The edge cases 2to3 might not fix
21 Dec 2020A year after Python 2 was officially deprecated, 2to3
is still my favourite tool for porting Python 2 code to Python 3.
Only recently, when using it on a legacy code base, I found one of the edge cases 2to3
will not fix for you.
Consider this function in Python, left completely untouched by running 2to3
.
It worked fine in Python 2, but throws RecursionError
in Python 3.
(It is of questionable quality; I didn’t make it originally).
def safe_escape(value):
if isinstance(value, dict):
value = OrderedDict([
(safe_escape(k), safe_escape(v)) for k, v in value.items()
])
elif hasattr(value, '__iter__'):
value = [safe_escape(v) for v in value]
elif isinstance(value, str):
value = value.replace('<', '%3C')
value = value.replace('>', '%3E')
value = value.replace('"', '%22')
value = value.replace("'", '%27')
return value
But why? It turns out strings in Python 2 don’t have the __iter__
method, but they do in Python 3.
What happens in Python 3 is that the hasattr(value, '__iter__')

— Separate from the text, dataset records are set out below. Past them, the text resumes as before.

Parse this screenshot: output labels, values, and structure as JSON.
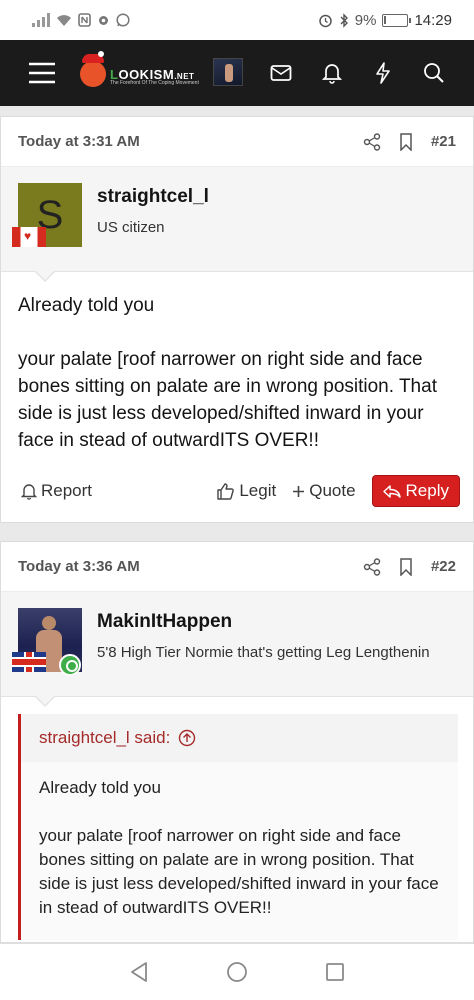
{
  "statusbar": {
    "battery": "9%",
    "battery_level": "9%",
    "time": "14:29"
  },
  "nav": {
    "logo_text_1": "L",
    "logo_text_2": "OOKISM",
    "logo_text_3": ".NET",
    "logo_tagline": "The Forefront Of The Coping Movement"
  },
  "posts": [
    {
      "date": "Today at 3:31 AM",
      "number": "#21",
      "avatar_letter": "S",
      "avatar_color": "#7a7a1e",
      "username": "straightcel_l",
      "user_title": "US citizen",
      "flag": "canada",
      "paragraphs": [
        "Already told you",
        "your palate [roof narrower on right side and face bones sitting on palate are in wrong position. That side is just less developed/shifted inward in your face in stead of outwardITS OVER!!"
      ],
      "actions": {
        "report": "Report",
        "legit": "Legit",
        "quote": "Quote",
        "reply": "Reply"
      }
    },
    {
      "date": "Today at 3:36 AM",
      "number": "#22",
      "username": "MakinItHappen",
      "user_title": "5'8 High Tier Normie that's getting Leg Lengthenin",
      "flag": "united-kingdom",
      "quote": {
        "author": "straightcel_l said:",
        "paragraphs": [
          "Already told you",
          "your palate [roof narrower on right side and face bones sitting on palate are in wrong position. That side is just less developed/shifted inward in your face in stead of outwardITS OVER!!"
        ]
      }
    }
  ],
  "colors": {
    "accent_red": "#d61f1f",
    "quote_border": "#c41d1d",
    "navbar": "#1b1b1b"
  }
}
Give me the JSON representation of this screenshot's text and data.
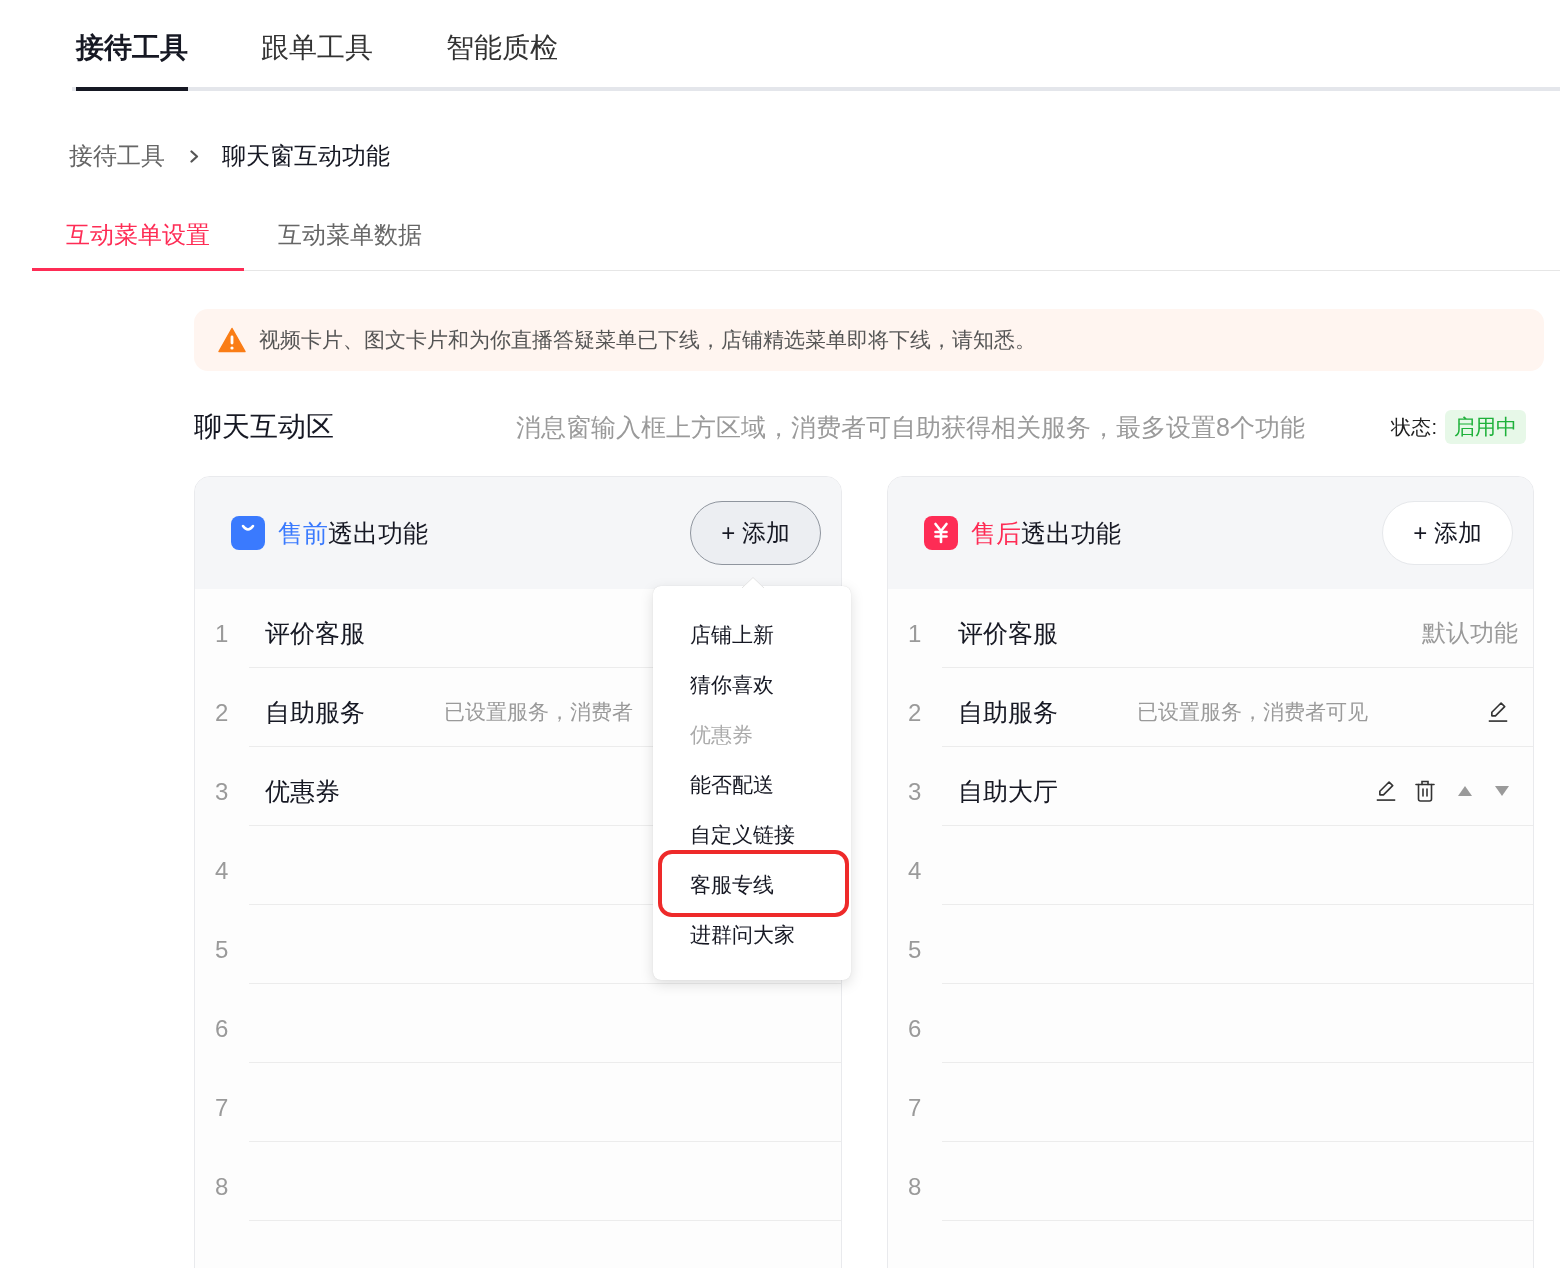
{
  "top_tabs": [
    {
      "label": "接待工具",
      "selected": true
    },
    {
      "label": "跟单工具",
      "selected": false
    },
    {
      "label": "智能质检",
      "selected": false
    }
  ],
  "breadcrumb": [
    "接待工具",
    "聊天窗互动功能"
  ],
  "sub_tabs": [
    {
      "label": "互动菜单设置",
      "selected": true
    },
    {
      "label": "互动菜单数据",
      "selected": false
    }
  ],
  "notice": {
    "text": "视频卡片、图文卡片和为你直播答疑菜单已下线，店铺精选菜单即将下线，请知悉。"
  },
  "section": {
    "title": "聊天互动区",
    "description": "消息窗输入框上方区域，消费者可自助获得相关服务，最多设置8个功能",
    "status": {
      "label": "状态:",
      "value": "启用中",
      "enabled": true
    }
  },
  "panels": [
    {
      "kind": "presale",
      "color": "#3a7afe",
      "title_accent": "售前",
      "title_rest": "透出功能",
      "add_button": {
        "label": "+ 添加",
        "expanded": true
      },
      "rows": [
        {
          "number": "1",
          "name": "评价客服",
          "editable": false,
          "deletable": false,
          "movable": false
        },
        {
          "number": "2",
          "name": "自助服务",
          "description": "已设置服务，消费者",
          "editable": false,
          "deletable": false,
          "movable": false
        },
        {
          "number": "3",
          "name": "优惠券",
          "editable": false,
          "deletable": false,
          "movable": false
        },
        {
          "number": "4",
          "editable": false,
          "deletable": false,
          "movable": false
        },
        {
          "number": "5",
          "editable": false,
          "deletable": false,
          "movable": false
        },
        {
          "number": "6",
          "editable": false,
          "deletable": false,
          "movable": false
        },
        {
          "number": "7",
          "editable": false,
          "deletable": false,
          "movable": false
        },
        {
          "number": "8",
          "editable": false,
          "deletable": false,
          "movable": false
        }
      ],
      "add_menu": {
        "items": [
          {
            "label": "店铺上新",
            "disabled": false,
            "highlighted": false
          },
          {
            "label": "猜你喜欢",
            "disabled": false,
            "highlighted": false
          },
          {
            "label": "优惠券",
            "disabled": true,
            "highlighted": false
          },
          {
            "label": "能否配送",
            "disabled": false,
            "highlighted": false
          },
          {
            "label": "自定义链接",
            "disabled": false,
            "highlighted": false
          },
          {
            "label": "客服专线",
            "disabled": false,
            "highlighted": true
          },
          {
            "label": "进群问大家",
            "disabled": false,
            "highlighted": false
          }
        ]
      }
    },
    {
      "kind": "aftersale",
      "color": "#fe2c55",
      "title_accent": "售后",
      "title_rest": "透出功能",
      "add_button": {
        "label": "+ 添加",
        "expanded": false
      },
      "rows": [
        {
          "number": "1",
          "name": "评价客服",
          "note": "默认功能",
          "editable": false,
          "deletable": false,
          "movable": false
        },
        {
          "number": "2",
          "name": "自助服务",
          "description": "已设置服务，消费者可见",
          "editable": true,
          "deletable": false,
          "movable": false
        },
        {
          "number": "3",
          "name": "自助大厅",
          "editable": true,
          "deletable": true,
          "movable": true
        },
        {
          "number": "4",
          "editable": false,
          "deletable": false,
          "movable": false
        },
        {
          "number": "5",
          "editable": false,
          "deletable": false,
          "movable": false
        },
        {
          "number": "6",
          "editable": false,
          "deletable": false,
          "movable": false
        },
        {
          "number": "7",
          "editable": false,
          "deletable": false,
          "movable": false
        },
        {
          "number": "8",
          "editable": false,
          "deletable": false,
          "movable": false
        }
      ]
    }
  ]
}
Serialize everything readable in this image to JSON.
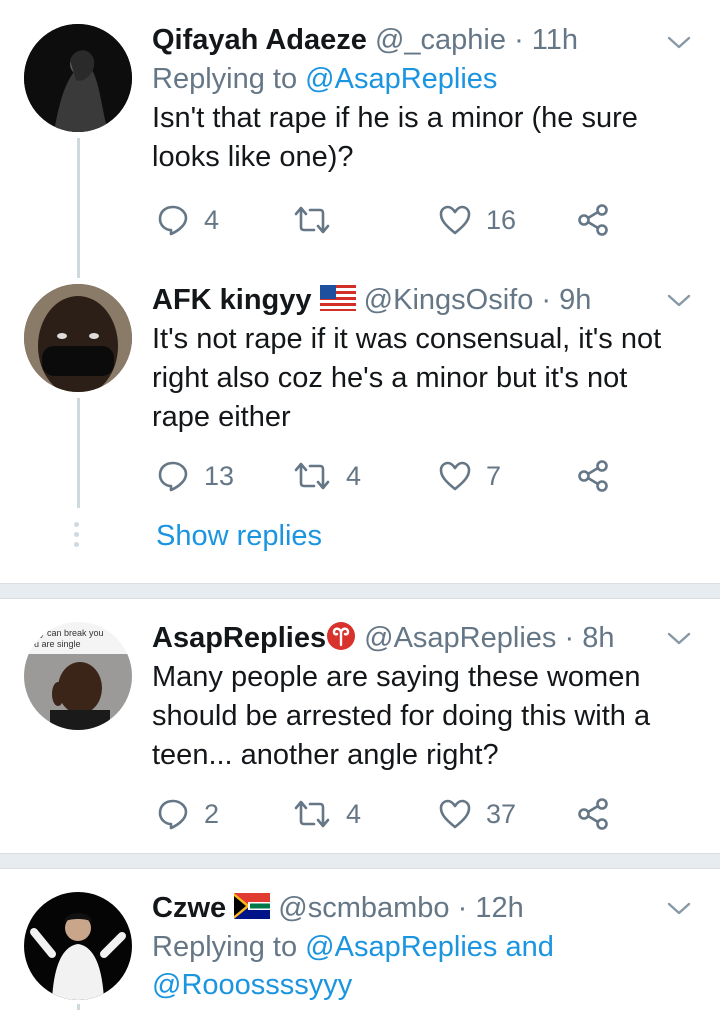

condition becomes true, when value
is a string.
It now iterates over each character in every string in the list comprehension, and calls itself (the recursion part).
But… each of those strings (characters) also has the __iter__
attribute, quickly reaching the max recursion depth set by your Python interpreter.
In this function it was easy to fix of course:
- Either the order of the two
elif
s can be swapped - or we exclude strings from the iter-check (
elif hasattr(value, '__iter__') and not isinstance(value, str)
)
The more labour-intensive way of fixing it would be rewriting it entirely, since the only thing it actually really does is recursively URL encoding (but for four characters only). Maybe there’s a (bad) reason it only URL encodes these four characters, so that was a can of worms I didn’t want to open.
Anyway, main lesson for me was: even though Python 2 is gone, you might still need to remember its quirks.